Alleluia

Ik zit op een stenen rand, uitzicht op wat kinetische kunst in een fontein op een plein in Basel. We slenteren heerlijk door de stad. We zitten meer dan dat we lopen en genieten van de zon die haar plek weer heeft herwonnen in een strak blauwe hemel. De woorden alleluia galmen nog na in mijn hoofd van een zanger met zijn trouwe metgezel de gitaar. Die even terug bij een overzichtspunt over de rijn met een mooie rouwe stem de rest deed vertragen.

Een paar dagen ervoor hebben we in de trein het water van de rijn gevolgd naar het oosten, tot we in Schaffhausen waren waar de Rheinfall is. Een plek uit mijn jongere jaren en ik voelde weer van binnen hoe het geweld van vallend water een overweldigende indruk op mij maakte als jong kind. Af en toe lijkt de aarde te kreunen door de continue dreunen van het water. Het is een indrukwekkende atmosfeer.

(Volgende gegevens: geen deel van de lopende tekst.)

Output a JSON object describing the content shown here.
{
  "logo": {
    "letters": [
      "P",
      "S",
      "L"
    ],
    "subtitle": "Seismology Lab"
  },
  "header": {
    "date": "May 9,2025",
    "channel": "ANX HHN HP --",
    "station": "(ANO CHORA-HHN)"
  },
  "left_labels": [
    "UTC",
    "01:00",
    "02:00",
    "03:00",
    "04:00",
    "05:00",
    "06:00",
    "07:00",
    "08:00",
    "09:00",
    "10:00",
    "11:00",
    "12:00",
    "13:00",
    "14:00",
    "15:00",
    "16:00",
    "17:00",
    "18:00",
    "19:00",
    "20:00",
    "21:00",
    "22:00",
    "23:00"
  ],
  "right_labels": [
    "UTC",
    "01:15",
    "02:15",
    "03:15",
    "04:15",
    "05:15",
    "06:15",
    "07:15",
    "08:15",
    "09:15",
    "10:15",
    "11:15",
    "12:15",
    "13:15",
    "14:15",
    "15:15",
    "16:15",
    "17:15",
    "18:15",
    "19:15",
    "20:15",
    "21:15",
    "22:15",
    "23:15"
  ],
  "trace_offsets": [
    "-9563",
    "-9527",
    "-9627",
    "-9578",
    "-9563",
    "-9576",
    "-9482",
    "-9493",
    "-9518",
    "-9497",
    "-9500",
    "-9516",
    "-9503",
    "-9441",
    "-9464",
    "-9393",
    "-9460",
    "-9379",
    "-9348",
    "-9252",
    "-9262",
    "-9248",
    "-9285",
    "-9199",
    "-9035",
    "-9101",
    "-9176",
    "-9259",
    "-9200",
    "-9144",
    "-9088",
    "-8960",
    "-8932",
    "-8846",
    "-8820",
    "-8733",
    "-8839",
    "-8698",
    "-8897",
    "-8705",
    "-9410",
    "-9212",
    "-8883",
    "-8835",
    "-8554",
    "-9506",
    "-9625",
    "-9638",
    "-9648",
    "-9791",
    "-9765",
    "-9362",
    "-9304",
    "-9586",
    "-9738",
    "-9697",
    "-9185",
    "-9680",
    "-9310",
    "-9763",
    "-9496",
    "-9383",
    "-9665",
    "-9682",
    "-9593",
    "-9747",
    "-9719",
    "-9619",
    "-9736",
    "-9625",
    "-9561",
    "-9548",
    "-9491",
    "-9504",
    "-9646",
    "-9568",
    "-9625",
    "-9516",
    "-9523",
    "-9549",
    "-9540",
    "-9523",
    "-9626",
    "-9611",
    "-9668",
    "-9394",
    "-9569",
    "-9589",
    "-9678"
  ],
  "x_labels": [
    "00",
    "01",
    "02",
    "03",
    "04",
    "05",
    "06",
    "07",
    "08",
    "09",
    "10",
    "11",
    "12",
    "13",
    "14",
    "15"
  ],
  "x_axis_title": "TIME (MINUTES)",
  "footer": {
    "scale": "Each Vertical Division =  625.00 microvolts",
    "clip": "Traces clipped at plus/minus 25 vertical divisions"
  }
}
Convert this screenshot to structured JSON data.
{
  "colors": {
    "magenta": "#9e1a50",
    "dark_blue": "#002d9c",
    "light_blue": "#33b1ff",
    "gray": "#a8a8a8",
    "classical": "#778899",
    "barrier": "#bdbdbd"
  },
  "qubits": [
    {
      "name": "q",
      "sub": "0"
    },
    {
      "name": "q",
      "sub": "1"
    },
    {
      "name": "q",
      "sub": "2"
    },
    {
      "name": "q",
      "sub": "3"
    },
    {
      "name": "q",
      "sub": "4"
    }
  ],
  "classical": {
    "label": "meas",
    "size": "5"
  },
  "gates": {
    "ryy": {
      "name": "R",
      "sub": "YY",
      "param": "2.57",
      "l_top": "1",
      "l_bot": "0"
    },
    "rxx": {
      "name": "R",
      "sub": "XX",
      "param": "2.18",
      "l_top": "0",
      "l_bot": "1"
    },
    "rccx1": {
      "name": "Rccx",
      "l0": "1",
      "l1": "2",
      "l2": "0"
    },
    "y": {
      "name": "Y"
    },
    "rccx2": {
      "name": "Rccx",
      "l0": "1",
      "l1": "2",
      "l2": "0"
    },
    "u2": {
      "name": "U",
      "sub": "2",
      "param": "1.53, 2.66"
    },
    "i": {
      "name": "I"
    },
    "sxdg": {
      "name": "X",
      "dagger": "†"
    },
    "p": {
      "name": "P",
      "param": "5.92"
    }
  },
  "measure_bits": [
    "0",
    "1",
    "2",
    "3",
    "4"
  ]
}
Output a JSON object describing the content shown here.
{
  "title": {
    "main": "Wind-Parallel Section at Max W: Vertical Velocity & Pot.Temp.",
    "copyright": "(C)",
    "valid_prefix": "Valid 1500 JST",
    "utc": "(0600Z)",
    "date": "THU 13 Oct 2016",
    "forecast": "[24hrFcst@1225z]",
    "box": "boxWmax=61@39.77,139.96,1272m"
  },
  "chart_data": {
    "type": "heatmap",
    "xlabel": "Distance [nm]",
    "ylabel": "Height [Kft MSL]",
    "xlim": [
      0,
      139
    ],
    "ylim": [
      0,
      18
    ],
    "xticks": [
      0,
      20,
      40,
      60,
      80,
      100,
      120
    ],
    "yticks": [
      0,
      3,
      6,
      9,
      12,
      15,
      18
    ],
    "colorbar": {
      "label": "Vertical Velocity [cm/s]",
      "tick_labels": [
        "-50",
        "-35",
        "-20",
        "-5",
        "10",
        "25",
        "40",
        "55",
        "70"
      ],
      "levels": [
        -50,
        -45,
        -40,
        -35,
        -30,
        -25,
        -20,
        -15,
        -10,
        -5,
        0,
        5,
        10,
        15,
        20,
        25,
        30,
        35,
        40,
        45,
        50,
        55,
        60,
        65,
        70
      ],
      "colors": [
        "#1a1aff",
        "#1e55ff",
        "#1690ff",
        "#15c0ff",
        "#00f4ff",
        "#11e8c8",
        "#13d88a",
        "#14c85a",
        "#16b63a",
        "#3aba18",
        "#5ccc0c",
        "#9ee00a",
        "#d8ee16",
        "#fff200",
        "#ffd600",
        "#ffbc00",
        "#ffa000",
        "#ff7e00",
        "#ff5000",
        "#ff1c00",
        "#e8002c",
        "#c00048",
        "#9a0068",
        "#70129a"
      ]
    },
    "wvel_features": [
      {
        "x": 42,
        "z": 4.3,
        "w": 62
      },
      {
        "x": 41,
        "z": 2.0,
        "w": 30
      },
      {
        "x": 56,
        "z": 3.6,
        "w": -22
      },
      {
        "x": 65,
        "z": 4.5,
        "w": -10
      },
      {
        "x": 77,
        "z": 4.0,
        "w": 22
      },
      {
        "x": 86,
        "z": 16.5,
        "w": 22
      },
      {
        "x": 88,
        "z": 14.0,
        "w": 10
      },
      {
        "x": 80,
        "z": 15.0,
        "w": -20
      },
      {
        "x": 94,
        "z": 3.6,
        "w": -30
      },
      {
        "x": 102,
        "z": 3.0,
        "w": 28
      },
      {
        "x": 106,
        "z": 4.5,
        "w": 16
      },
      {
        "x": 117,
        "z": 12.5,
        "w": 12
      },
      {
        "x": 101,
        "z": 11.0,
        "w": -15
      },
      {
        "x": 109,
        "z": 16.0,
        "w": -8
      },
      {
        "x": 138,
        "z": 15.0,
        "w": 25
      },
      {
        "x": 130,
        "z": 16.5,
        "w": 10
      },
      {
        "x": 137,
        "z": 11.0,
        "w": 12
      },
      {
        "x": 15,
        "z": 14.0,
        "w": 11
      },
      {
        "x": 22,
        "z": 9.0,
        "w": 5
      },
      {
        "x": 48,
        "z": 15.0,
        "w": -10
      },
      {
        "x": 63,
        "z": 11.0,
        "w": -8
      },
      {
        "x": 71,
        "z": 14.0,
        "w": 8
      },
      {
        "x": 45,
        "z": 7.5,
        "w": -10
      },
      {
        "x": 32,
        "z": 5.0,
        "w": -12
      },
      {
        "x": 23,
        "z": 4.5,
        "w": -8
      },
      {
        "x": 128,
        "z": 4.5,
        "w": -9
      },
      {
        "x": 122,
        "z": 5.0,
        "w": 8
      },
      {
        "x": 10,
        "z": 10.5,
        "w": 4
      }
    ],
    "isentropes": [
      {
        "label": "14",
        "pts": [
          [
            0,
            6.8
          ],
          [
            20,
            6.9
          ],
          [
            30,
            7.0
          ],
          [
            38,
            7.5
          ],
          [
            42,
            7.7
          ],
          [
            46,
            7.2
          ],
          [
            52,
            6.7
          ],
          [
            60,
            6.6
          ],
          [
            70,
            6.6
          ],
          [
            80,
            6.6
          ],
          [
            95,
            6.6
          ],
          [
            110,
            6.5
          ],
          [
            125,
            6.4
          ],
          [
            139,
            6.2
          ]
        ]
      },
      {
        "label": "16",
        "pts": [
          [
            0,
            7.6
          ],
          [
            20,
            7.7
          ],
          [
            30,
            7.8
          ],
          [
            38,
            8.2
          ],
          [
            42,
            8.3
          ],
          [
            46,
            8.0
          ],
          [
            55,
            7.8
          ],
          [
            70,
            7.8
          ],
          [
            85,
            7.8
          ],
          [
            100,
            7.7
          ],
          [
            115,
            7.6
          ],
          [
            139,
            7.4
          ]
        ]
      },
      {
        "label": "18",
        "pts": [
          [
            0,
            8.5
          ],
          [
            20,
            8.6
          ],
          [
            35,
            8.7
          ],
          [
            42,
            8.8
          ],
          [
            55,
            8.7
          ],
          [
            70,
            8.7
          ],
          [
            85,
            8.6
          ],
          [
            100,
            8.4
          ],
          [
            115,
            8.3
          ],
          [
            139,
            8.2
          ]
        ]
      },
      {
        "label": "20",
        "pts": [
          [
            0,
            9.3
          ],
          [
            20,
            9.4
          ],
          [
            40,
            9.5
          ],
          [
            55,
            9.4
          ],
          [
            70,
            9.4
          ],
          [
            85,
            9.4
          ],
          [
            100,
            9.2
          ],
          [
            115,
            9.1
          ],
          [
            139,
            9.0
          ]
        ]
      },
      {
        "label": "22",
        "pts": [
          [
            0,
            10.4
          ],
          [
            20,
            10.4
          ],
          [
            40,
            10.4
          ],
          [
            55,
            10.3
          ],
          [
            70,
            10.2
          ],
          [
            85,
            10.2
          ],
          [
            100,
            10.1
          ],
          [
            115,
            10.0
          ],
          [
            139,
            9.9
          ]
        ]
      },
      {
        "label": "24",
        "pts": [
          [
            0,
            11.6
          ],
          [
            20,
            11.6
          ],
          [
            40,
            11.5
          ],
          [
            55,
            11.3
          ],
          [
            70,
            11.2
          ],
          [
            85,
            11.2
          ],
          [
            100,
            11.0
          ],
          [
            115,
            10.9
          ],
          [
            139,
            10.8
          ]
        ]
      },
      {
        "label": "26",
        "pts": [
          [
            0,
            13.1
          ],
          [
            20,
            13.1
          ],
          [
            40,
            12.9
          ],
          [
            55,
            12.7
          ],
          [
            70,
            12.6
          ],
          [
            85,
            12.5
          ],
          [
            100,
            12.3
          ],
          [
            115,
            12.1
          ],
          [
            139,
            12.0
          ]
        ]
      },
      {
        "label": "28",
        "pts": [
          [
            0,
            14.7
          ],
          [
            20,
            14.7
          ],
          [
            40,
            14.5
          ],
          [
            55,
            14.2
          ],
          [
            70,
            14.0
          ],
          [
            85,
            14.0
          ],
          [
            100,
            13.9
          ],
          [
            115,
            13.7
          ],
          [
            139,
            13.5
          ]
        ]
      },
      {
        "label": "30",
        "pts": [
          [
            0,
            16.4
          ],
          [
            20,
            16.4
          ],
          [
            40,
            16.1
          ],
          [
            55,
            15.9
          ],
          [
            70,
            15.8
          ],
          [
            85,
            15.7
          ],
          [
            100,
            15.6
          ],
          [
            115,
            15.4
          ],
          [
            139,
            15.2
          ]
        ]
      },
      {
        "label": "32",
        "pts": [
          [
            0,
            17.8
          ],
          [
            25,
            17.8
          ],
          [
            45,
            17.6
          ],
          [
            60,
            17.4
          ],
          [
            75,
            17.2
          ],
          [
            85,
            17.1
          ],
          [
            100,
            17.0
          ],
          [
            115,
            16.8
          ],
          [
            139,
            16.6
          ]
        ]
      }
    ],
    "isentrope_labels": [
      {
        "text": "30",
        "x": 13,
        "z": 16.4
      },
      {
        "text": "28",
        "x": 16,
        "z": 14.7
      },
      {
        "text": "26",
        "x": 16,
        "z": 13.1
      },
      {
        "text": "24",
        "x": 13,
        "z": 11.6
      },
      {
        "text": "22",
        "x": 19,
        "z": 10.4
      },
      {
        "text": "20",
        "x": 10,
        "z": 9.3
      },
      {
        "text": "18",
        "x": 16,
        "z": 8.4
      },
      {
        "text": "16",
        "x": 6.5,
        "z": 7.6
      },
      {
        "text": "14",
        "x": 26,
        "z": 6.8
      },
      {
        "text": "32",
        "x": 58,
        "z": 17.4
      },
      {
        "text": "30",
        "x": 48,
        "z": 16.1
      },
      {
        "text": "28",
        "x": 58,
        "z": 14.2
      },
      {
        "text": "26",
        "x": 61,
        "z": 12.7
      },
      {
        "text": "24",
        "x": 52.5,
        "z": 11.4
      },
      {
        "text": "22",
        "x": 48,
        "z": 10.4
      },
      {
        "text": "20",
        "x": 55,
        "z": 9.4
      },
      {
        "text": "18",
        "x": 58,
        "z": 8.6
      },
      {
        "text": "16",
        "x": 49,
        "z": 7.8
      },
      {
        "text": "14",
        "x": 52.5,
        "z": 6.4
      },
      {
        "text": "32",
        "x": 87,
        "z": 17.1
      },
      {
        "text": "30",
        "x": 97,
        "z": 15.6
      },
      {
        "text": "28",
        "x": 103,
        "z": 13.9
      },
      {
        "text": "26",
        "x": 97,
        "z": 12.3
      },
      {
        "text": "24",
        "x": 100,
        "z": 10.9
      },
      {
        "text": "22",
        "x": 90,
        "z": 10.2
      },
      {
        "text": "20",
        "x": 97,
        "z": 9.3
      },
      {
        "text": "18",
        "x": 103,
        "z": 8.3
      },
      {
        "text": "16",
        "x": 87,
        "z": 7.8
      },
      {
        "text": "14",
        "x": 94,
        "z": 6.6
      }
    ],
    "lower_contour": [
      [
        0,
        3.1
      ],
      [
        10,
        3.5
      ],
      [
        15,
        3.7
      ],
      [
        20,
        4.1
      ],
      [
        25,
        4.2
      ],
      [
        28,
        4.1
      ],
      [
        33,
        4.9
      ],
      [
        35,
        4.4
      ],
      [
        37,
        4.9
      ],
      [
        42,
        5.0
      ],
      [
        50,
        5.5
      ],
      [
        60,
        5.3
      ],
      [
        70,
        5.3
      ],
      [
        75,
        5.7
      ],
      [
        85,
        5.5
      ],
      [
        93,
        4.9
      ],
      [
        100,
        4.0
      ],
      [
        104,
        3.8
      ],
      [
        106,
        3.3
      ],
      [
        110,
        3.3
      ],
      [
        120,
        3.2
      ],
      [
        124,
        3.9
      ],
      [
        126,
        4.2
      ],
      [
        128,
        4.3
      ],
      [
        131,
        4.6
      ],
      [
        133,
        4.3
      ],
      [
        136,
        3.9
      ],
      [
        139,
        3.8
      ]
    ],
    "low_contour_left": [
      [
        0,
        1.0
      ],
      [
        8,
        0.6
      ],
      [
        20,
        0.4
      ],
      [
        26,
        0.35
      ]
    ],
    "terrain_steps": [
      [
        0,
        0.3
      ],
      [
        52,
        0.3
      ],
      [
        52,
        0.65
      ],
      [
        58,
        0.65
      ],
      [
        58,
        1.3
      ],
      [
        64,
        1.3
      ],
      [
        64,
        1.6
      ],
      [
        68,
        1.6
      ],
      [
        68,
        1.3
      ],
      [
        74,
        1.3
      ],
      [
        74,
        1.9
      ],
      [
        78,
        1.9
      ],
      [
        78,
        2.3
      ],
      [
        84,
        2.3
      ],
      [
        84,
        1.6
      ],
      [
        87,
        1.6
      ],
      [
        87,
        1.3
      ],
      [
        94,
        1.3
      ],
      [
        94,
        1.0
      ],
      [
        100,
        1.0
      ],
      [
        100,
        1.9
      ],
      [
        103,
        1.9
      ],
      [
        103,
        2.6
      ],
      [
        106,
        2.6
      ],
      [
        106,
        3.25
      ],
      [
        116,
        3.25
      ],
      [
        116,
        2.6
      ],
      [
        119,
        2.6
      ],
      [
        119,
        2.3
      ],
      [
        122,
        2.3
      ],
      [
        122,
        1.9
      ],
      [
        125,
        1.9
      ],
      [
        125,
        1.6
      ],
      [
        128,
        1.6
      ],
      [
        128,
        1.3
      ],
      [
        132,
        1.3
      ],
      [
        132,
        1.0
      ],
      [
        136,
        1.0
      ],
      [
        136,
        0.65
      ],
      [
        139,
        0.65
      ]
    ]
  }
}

De volgende dag staan we aan het water van het Vierwoudstrekenmeer bij Luzern. Met de bekende houten brug die je vindt op de Zwitserse chocolaatjes. Op de achtergrond tornen de eerste drieduizenders met maagdelijke witte toppen en ruggen boven de rest uit. De grootsheid van deze majestueuze schoonheid is voor sommigen misschien normaal geworden, maar zelf nemen we de tijd om in een park wat hogerop, op een bankje, ernaar te kijken. Normaal zal het voor mij nooit worden. Nee het roept weer een verlangen op, om de bergen weer op te gaan zoeken voor nieuwe avonturen. Even later sta ik samen met mij zoon met onze voeten en benen in het koude water. Met nog steeds de bergen op de achtergrond, heerlijk.

Naar, aan, langs, door, op, over, tussen, in het water. Wat zo helder is, zoals ik het kende als klein mannetje tussen mijn tweede en zesde levensjaar. Het water wat indruk maakt, verfrissend en rustgevend is. Wat kabbelt van de bergen in beekjes naar beneden komt, zicht verzamelt in bergmeren en haar weg in se grote rivieren naar de zee vindt. Ik heb genoten van het water. Waar het snel aan mij voorbij stroomde ben ik zelf gaan vertragen. Alleluia.